First Impression: Rainbeau Mars.

Second Impression: Rainbeau Mars?

With a name like Rainbeau Mars, I certainly hope she would be a yoga instructor. “This is your neurosurgeon, Dr. Rainbeau Mars.” Um, nope.

Also, Yoga for Beauty? What could be simpler?  I snapped that ish right up. Would that it were that easy… the DVD comes with a booklet illustrating Rainbeau Mars’ FORTY disciplines for achieving beauty:

Jesus, can’t I just pay someone to inject something? I thumbed through the booklet, and a lot of the disciplines involve rubbing coconut oil into your knees “until you penetrate the tenth layer.” I imagine my knees made of cake with a smear of jam inside them, like petits fours.

On to the workout. Rainbeau Mars is broadcasting from deep inside a Jurassic Park diorama:

It may not surprise you to learn that there is a backup yogi named Bliss. She has milkmaid braids crossed on top of her head, and she will always be more flexible than you.

The warmup is accompanied by some traditional music, with a man singing in a perfectly resonant voice that instantly relaxes me. Certain yoga videos motivate me to light incense, and this is definitely one of them.

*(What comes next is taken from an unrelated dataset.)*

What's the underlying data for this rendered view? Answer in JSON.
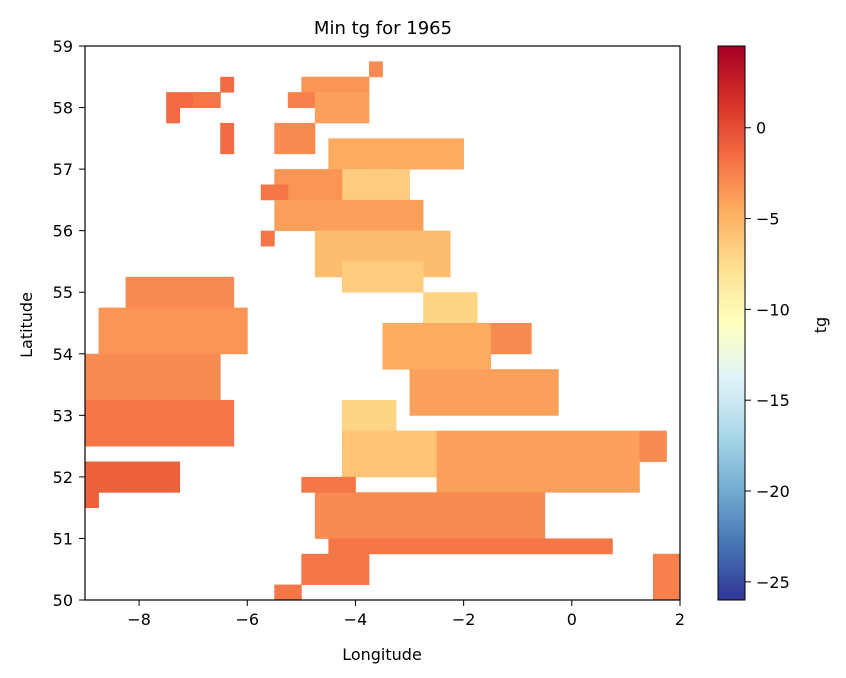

We move on to an internal belly cleanse. Rainbeau Mars lowers into a “chair” position and draws in her stomach, rotating her hips back and forth. This has the creepy affect of making her hip bones, ribcage, and spinal column very visible. It’s a little upsetting. I can’t brings myself to participate. Then we lower our arms, and “swim back into truth.” 

During Child’s Pose, my new kitten climbs onto my lower back and kneads with her paws.  It would be rude of me to disrupt her muffin party on my muffin top, so I stay in the pose for quite some time. Then she curls up in a little warm circle.  Pretty soon the workout is over, and I don’t feel any more beautiful, but the kitten doesn’t seem to mind.